Pengakuan Donald Trump bahwa Yerusalem sebagai ibu kota Israel bukan semata-mata menepati janji kampanye.

Presiden Amerika Serikat (AS) Donald Trump, Rabu (6/12) lalu mengumumkan kebijakan kontroversial.  Washington mengakui Yerusalem sebagai Ibu Kota Israel dan berencana memindahkan Kedutaan Besar AS di Tel Aviv ke Yerusalem.

Trump telah menyentuh isu paling sensitif bagi umat Islam dan Palestina, yakni Yerusalem. Dari sudut pandang Palestina, kebijakan Trump menunjukkan sikap dan jati diri Washington sebenarnya sebagai kroni dan pelindung Israel. 

Dunia semakin tidak percaya dengan AS yang dari dulu ingin mewujudkan perdamaian di Palestina dengan berbagai mediasi dan konferensi.
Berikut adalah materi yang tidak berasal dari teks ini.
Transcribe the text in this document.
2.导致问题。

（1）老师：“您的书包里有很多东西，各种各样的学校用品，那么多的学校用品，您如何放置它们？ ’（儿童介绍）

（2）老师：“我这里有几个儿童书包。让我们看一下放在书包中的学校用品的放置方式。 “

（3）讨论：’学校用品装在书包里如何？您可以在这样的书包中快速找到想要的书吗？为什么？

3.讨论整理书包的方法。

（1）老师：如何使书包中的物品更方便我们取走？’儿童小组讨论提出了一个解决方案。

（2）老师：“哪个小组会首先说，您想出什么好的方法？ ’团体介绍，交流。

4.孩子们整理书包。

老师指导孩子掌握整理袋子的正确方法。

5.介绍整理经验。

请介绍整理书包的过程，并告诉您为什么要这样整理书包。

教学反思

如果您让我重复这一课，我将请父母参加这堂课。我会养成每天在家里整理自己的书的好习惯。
AS di bawah kepemimpinan Trump semakin ditinggal karena hanya memprovokasi semata, bukan mencari solusi jitu.

Intifada sebagai bentuk perjuangan Palestina melawan Israel akan terus berlanjut. Bukan hanya digelorakan Hamas yang mengambil jalur perlawanan terhadap Israel, melainkan semua elemen di Palestina akan bersatu melawan Israel. Intifada akan menggetarkan Israel dan AS karena Palestina bukan sebagai bangsa penakut seperti Israel yang selalu mengandalkan AS sebagai pelindungnya.

Pengamat politik dan keamanan, Salim Said, mengatakan kebijakan kontroversial Trump tentang Israel bukan semata-mata merealisasikan janji kampanye, melainkan pesan keras untuk Iran di tengan buruknya  hubungan politik dengan Arab Saudi. Trump, kata guru besar Universitas Pertahanan itu, memanfaatkan isu Sunni dan Si’ah.